Het gaat hier voor een deel om uitvoering van maatregelen die in de brief van de ministers van Binnenlandse Zaken en van Justitie van 16 september 1997 (kamerstukken II, 1996/97, 25 195, nr. 6) inzake de Evaluatie van de Politiewet 1993 zijn aangekondigd. In de brief wordt als uitgangspunt genomen dat de voorstellen die naar aanleiding van de nota De Politiewet 1993; een eerste beoordeling (kamerstukken II, 1996/97, 25 195, nr. 5) zijn gedaan, zoveel mogelijk worden gerealiseerd door intensiever gebruik te maken van de bestaande mogelijkheden die de Politiewet 1993 biedt om nadere regels te stellen.
Dit besluit heeft ten doel onder meer de verantwoordelijkheid voor de aansturing van de recherchefunctie wettelijk te verankeren en de mogelijkheid te openen om nadere eisen te stellen aan de organisatie van de politie, onder meer waar het gaat om de recherchefunctie, zoals ook is aangekondigd in het Beleidsplan Nederlandse Politie (kamerstukken II, 1998/99, 26 345, nr. 1). Hieronder worden verschillende onderwerpen elk afzonderlijk nader toegelicht.
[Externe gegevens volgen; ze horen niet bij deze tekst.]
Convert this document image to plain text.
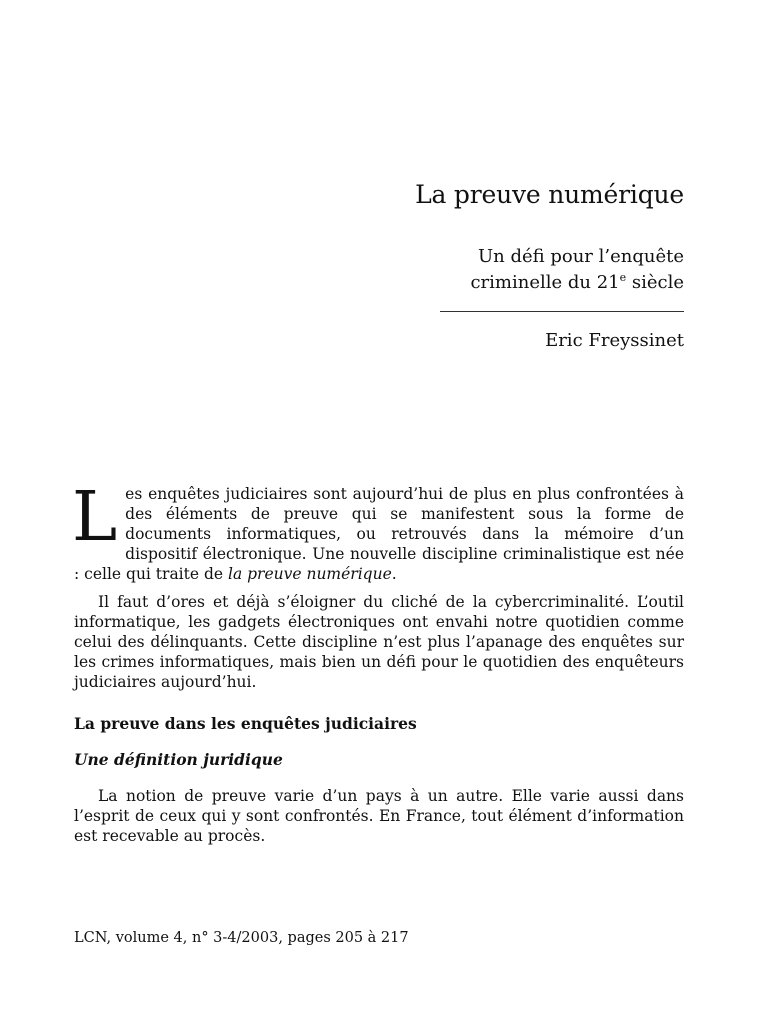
La preuve numérique
Un défi pour l’enquête
criminelle du 21e siècle
Eric Freyssinet
Les enquêtes judiciaires sont aujourd’hui de plus en plus confrontées à des éléments de preuve qui se manifestent sous la forme de documents informatiques, ou retrouvés dans la mémoire d’un dispositif électronique. Une nouvelle discipline criminalistique est née : celle qui traite de la preuve numérique.
Il faut d’ores et déjà s’éloigner du cliché de la cybercriminalité. L’outil informatique, les gadgets électroniques ont envahi notre quotidien comme celui des délinquants. Cette discipline n’est plus l’apanage des enquêtes sur les crimes informatiques, mais bien un défi pour le quotidien des enquêteurs judiciaires aujourd’hui.
La preuve dans les enquêtes judiciaires
Une définition juridique
La notion de preuve varie d’un pays à un autre. Elle varie aussi dans l’esprit de ceux qui y sont confrontés. En France, tout élément d’information est recevable au procès.
LCN, volume 4, n° 3-4/2003, pages 205 à 217
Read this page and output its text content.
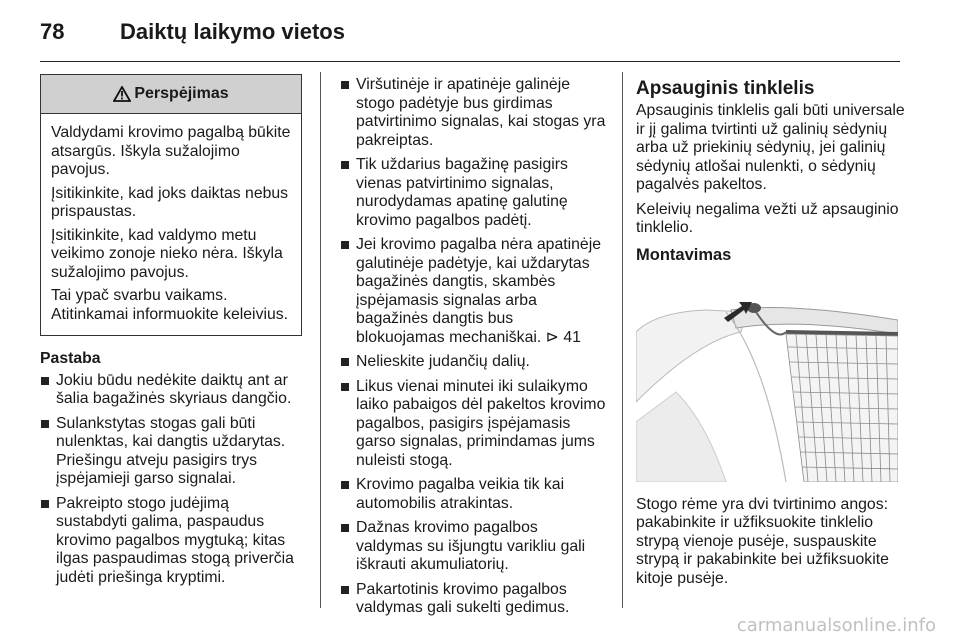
78	Daiktų laikymo vietos
Perspėjimas

Valdydami krovimo pagalbą būkite atsargūs. Iškyla sužalojimo pavojus.

Įsitikinkite, kad joks daiktas nebus prispaustas.

Įsitikinkite, kad valdymo metu veikimo zonoje nieko nėra. Iškyla sužalojimo pavojus.

Tai ypač svarbu vaikams. Atitinkamai informuokite keleivius.

Pastaba
Jokiu būdu nedėkite daiktų ant ar šalia bagažinės skyriaus dangčio.
Sulankstytas stogas gali būti nulenktas, kai dangtis uždarytas. Priešingu atveju pasigirs trys įspėjamieji garso signalai.
Pakreipto stogo judėjimą sustabdyti galima, paspaudus krovimo pagalbos mygtuką; kitas ilgas paspaudimas stogą priverčia judėti priešinga kryptimi.
Viršutinėje ir apatinėje galinėje stogo padėtyje bus girdimas patvirtinimo signalas, kai stogas yra pakreiptas.
Tik uždarius bagažinę pasigirs vienas patvirtinimo signalas, nurodydamas apatinę galutinę krovimo pagalbos padėtį.
Jei krovimo pagalba nėra apatinėje galutinėje padėtyje, kai uždarytas bagažinės dangtis, skambės įspėjamasis signalas arba bagažinės dangtis bus blokuojamas mechaniškai. ⊳ 41
Nelieskite judančių dalių.
Likus vienai minutei iki sulaikymo laiko pabaigos dėl pakeltos krovimo pagalbos, pasigirs įspėjamasis garso signalas, primindamas jums nuleisti stogą.
Krovimo pagalba veikia tik kai automobilis atrakintas.
Dažnas krovimo pagalbos valdymas su išjungtu varikliu gali iškrauti akumuliatorių.
Pakartotinis krovimo pagalbos valdymas gali sukelti gedimus.
Apsauginis tinklelis

Apsauginis tinklelis gali būti universale ir jį galima tvirtinti už galinių sėdynių arba už priekinių sėdynių, jei galinių sėdynių atlošai nulenkti, o sėdynių pagalvės pakeltos.

Keleivių negalima vežti už apsauginio tinklelio.

Montavimas

Stogo rėme yra dvi tvirtinimo angos: pakabinkite ir užfiksuokite tinklelio strypą vienoje pusėje, suspauskite strypą ir pakabinkite bei užfiksuokite kitoje pusėje.

carmanualsonline.info
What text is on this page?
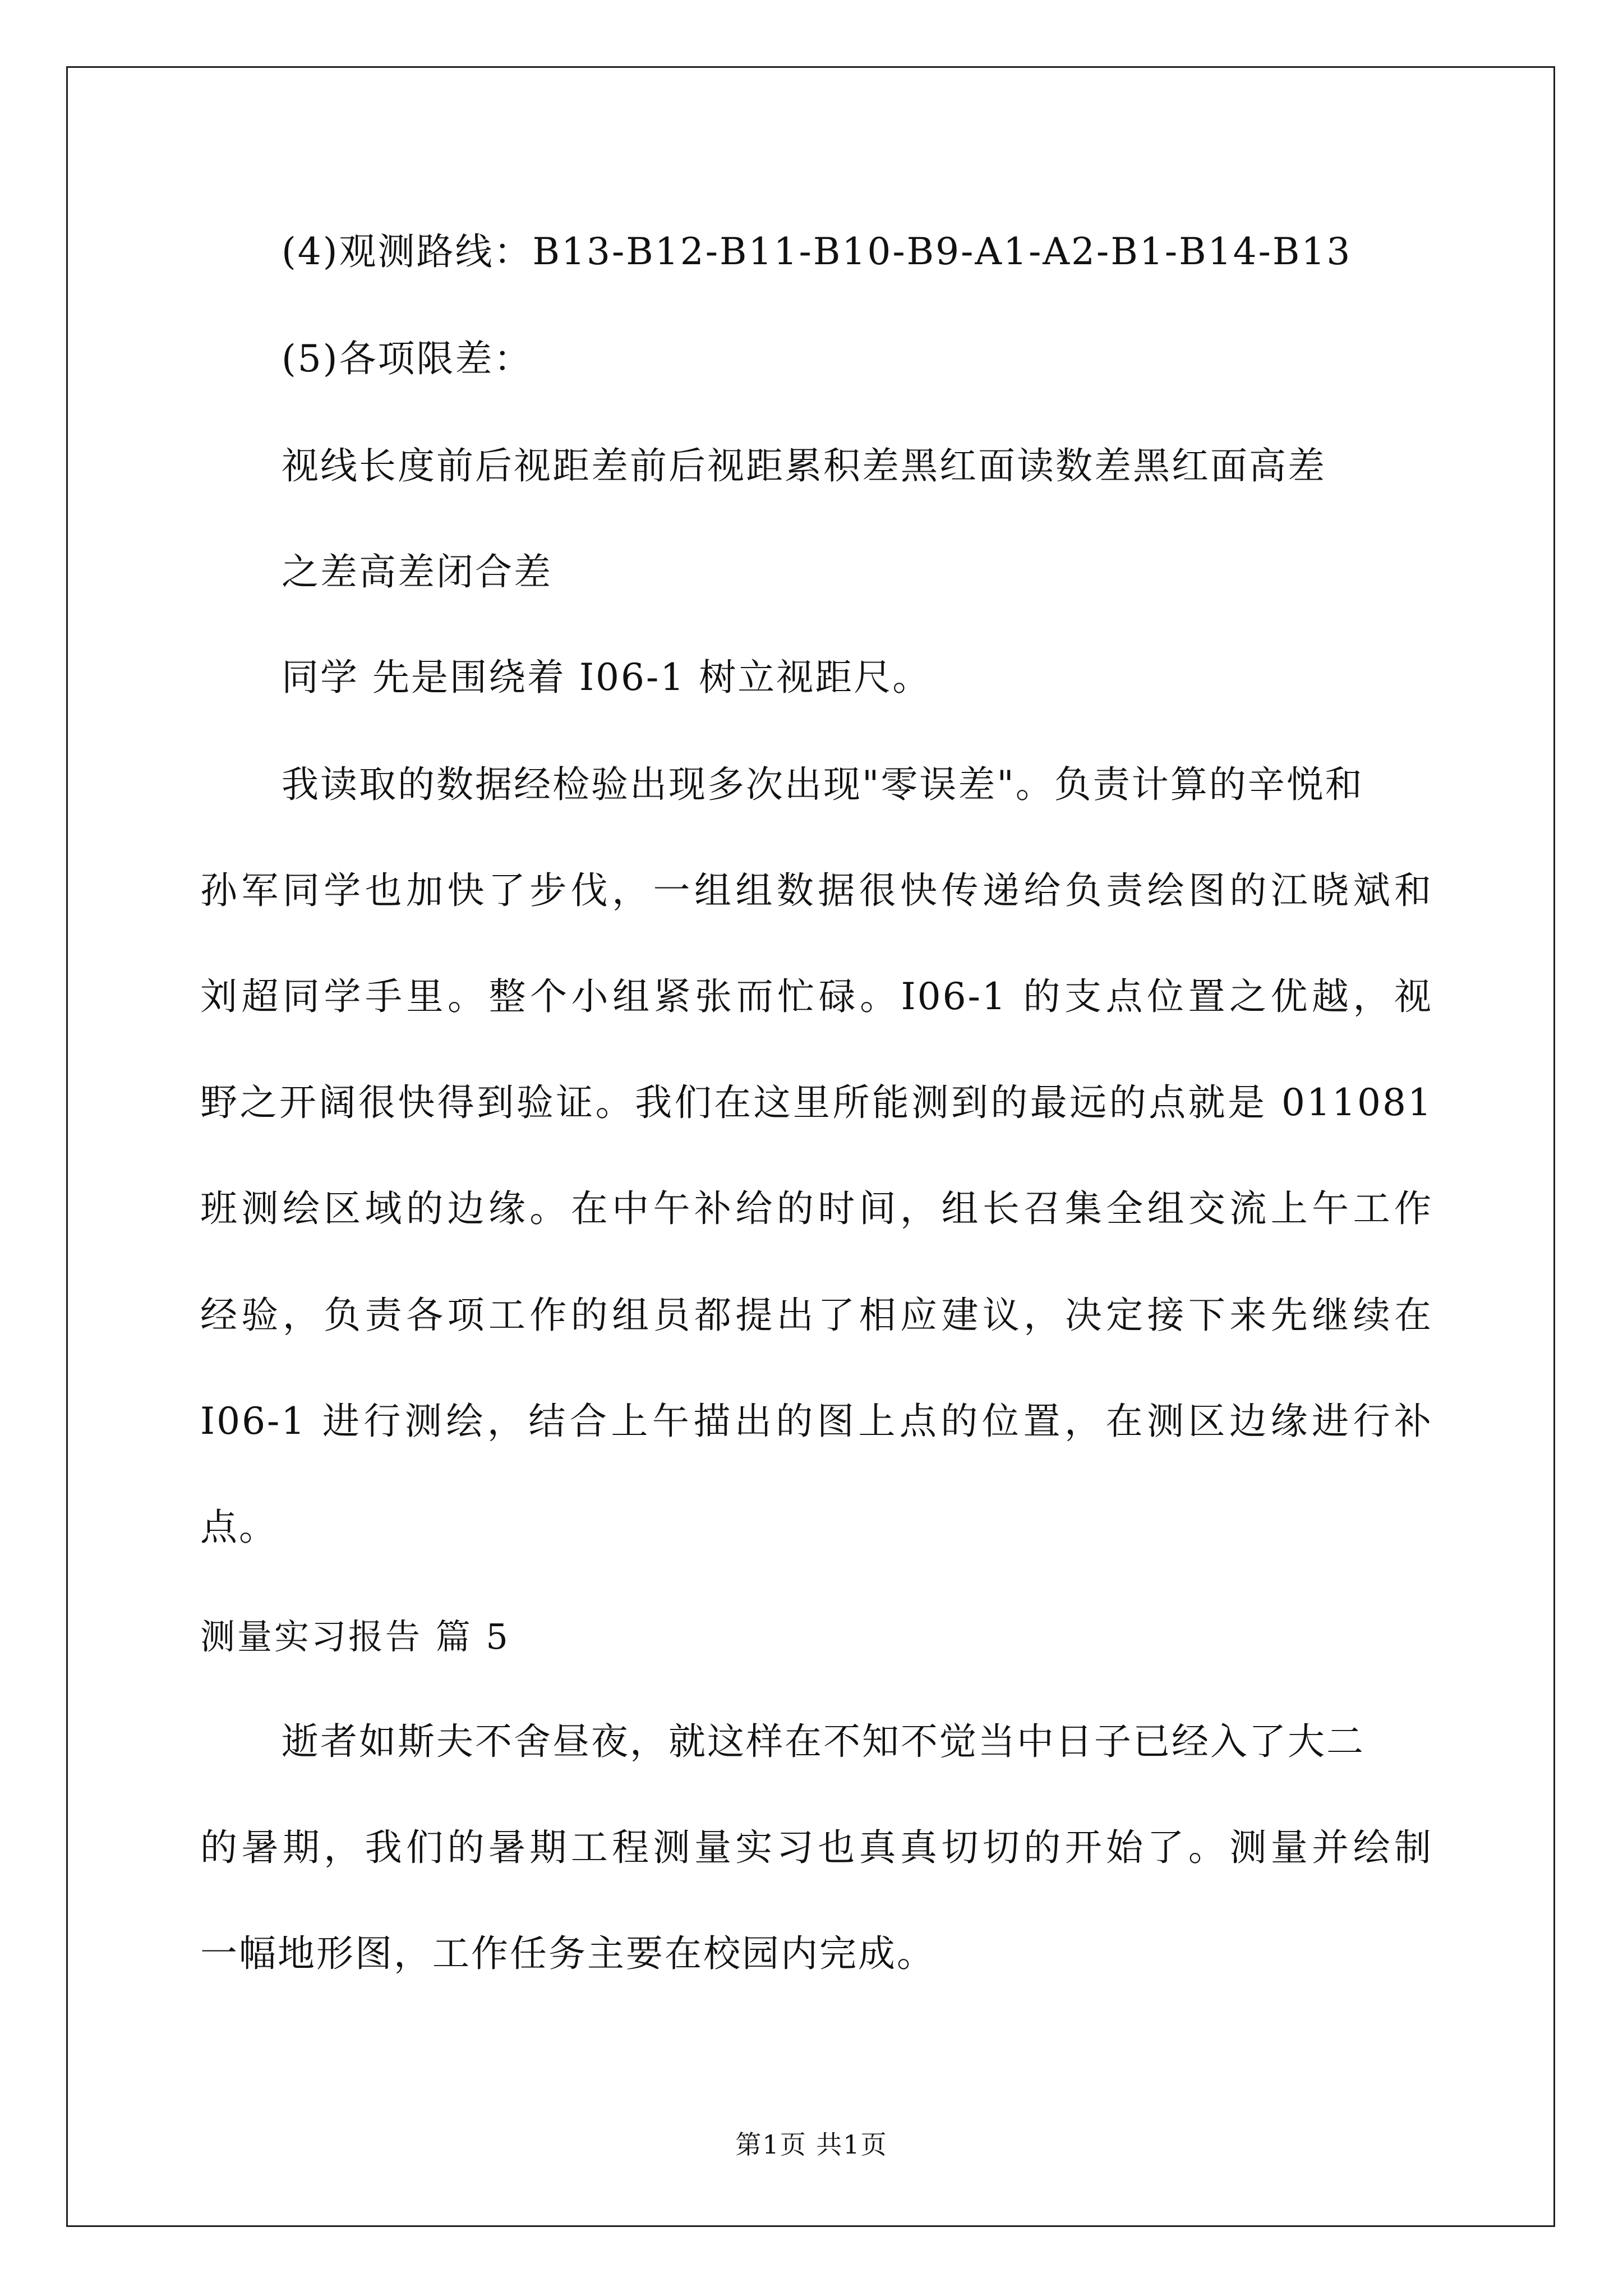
(4)观测路线：B13-B12-B11-B10-B9-A1-A2-B1-B14-B13
(5)各项限差：
视线长度前后视距差前后视距累积差黑红面读数差黑红面高差
之差高差闭合差
同学 先是围绕着 I06-1 树立视距尺。
我读取的数据经检验出现多次出现"零误差"。负责计算的辛悦和
孙军同学也加快了步伐，一组组数据很快传递给负责绘图的江晓斌和
刘超同学手里。整个小组紧张而忙碌。I06-1 的支点位置之优越，视
野之开阔很快得到验证。我们在这里所能测到的最远的点就是 011081
班测绘区域的边缘。在中午补给的时间，组长召集全组交流上午工作
经验，负责各项工作的组员都提出了相应建议，决定接下来先继续在
I06-1 进行测绘，结合上午描出的图上点的位置，在测区边缘进行补
点。
测量实习报告 篇 5
逝者如斯夫不舍昼夜，就这样在不知不觉当中日子已经入了大二
的暑期，我们的暑期工程测量实习也真真切切的开始了。测量并绘制
一幅地形图，工作任务主要在校园内完成。
第1页 共1页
Op 1 april 1997 werd de Regeling informatiebeveiliging politie van kracht. Deze regeling houdt de verplichting in voor de korpsbeheerders en voor de Minister van Justitie als beheerder van het Korps landelijke politiediensten om te zorgen voor een deugdelijke informatiebeveiliging binnen hun korpsen. Informatiebeveiliging houdt in: het treffen en onderhouden van een samenhangend pakket van maatregelen ter waarborging van de beschikbaarheid, integriteit en exclusiviteit van informatiesystemen, onverminderd het bepaalde bij of krachtens de Wet politieregisters en de Wet persoonsregistraties.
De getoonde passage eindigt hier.